Investigating the Impact of Delivery System Design on the Efficacy of Self-Amplifying RNA Vaccines


Authors: G. Anderluzzi, G. Lou, S. Gallorini, M. Brazzoli, R. Johnson, D.T. O'Hagan, B.C. Baudner and Y. Perrie

Journal: Vaccines

DOI: 10.3390/vaccines8020212

Publication - Abstract

May 08, 2020

Abstract

messenger RNA (mRNA)-based vaccines combine the positive attributes of both live-attenuated and subunit vaccines. In order for these to be applied for clinical use, they require to be formulated with delivery systems. However, there are limited in vivo studies which compare different delivery platforms.
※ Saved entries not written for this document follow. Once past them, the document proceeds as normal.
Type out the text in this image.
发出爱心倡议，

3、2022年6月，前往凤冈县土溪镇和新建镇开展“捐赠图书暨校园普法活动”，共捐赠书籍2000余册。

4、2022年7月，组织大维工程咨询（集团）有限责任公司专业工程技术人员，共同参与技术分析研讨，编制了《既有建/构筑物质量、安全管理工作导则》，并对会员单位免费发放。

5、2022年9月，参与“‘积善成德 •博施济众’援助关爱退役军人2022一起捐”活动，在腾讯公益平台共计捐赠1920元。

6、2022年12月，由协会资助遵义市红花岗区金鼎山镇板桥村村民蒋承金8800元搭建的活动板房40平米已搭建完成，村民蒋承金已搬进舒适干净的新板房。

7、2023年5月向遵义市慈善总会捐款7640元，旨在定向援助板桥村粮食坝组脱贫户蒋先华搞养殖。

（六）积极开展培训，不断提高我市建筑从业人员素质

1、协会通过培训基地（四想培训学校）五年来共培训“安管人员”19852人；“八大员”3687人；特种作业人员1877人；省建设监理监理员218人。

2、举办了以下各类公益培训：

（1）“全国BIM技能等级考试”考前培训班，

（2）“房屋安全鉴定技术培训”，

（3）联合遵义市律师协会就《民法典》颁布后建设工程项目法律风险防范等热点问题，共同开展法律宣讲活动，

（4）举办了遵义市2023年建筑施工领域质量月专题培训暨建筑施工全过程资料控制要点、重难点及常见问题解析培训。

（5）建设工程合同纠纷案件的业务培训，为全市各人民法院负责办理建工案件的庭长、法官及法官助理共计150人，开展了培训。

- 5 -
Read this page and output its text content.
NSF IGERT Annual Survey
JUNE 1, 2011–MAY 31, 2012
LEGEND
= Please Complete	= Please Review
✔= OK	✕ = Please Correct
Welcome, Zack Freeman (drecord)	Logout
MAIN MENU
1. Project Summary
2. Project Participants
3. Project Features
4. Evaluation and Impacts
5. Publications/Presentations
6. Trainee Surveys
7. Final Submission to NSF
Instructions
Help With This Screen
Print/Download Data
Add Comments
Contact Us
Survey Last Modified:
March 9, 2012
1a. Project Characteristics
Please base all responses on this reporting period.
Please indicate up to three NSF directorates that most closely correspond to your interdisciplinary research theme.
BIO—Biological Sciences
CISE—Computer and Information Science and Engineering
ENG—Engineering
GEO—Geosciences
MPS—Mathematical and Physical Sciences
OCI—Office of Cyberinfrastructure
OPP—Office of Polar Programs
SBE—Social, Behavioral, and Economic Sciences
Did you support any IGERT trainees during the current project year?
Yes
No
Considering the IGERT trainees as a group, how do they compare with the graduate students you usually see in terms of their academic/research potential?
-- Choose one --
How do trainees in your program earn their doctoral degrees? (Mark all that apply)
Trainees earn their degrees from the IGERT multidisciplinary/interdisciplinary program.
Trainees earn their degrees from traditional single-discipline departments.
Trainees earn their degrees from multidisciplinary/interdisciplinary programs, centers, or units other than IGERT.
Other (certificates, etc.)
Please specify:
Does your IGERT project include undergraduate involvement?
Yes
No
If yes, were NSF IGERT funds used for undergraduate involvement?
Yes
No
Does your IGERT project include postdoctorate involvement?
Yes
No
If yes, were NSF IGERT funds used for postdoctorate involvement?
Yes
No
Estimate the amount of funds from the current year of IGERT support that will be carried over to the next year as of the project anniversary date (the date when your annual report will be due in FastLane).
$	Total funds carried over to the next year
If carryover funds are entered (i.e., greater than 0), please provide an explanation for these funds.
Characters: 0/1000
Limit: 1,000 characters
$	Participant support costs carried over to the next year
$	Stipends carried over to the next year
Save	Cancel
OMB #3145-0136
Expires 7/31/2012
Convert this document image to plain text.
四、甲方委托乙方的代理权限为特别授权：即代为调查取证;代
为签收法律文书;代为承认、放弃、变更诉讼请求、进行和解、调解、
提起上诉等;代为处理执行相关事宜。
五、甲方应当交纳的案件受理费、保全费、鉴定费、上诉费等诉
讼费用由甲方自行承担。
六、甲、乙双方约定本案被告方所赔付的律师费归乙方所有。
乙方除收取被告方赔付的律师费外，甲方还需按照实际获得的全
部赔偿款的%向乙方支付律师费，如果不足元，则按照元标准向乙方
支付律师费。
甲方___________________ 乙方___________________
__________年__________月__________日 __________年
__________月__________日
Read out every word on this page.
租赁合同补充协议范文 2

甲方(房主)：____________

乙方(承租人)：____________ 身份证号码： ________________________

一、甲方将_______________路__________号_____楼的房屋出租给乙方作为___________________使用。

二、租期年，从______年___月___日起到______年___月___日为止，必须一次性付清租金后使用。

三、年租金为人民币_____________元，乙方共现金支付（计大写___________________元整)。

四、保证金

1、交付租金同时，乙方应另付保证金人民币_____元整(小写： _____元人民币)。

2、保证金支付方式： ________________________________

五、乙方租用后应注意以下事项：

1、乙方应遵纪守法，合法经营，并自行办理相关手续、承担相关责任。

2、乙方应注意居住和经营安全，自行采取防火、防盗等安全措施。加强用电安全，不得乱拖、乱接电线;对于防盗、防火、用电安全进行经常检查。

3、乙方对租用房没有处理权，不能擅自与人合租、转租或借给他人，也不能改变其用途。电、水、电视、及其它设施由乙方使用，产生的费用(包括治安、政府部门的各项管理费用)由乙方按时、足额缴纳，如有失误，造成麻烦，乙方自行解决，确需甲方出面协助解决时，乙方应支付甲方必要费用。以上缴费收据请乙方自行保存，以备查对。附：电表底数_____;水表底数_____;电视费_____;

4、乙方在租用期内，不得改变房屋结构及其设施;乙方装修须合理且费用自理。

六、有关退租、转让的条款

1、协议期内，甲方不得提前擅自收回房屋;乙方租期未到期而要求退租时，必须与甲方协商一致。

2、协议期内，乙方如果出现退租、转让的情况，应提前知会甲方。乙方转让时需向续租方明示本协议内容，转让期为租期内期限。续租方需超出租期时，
Therefore, we have compared four different cationic platforms: (1) liposomes, (2) solid lipid nanoparticles (SLNs), (3) polymeric nanoparticles (NPs) and (4) emulsions, to deliver a self-amplifying mRNA (SAM) vaccine. All formulations contained either the non-ionizable cationic lipid 1,2-dioleoyl-3-trimethylammonium-propane (DOTAP) or dimethyldioctadecylammonium bromide (DDA) and they were characterized in terms of physico-chemical attributes, in vitro transfection efficiency and in vivo vaccine potency. Our results showed that SAM encapsulating DOTAP polymeric nanoparticles, DOTAP liposomes and DDA liposomes induced the highest antigen expression in vitro and, from these, DOTAP polymeric nanoparticles were the most potent in triggering humoral and cellular immunity among candidates in vivo.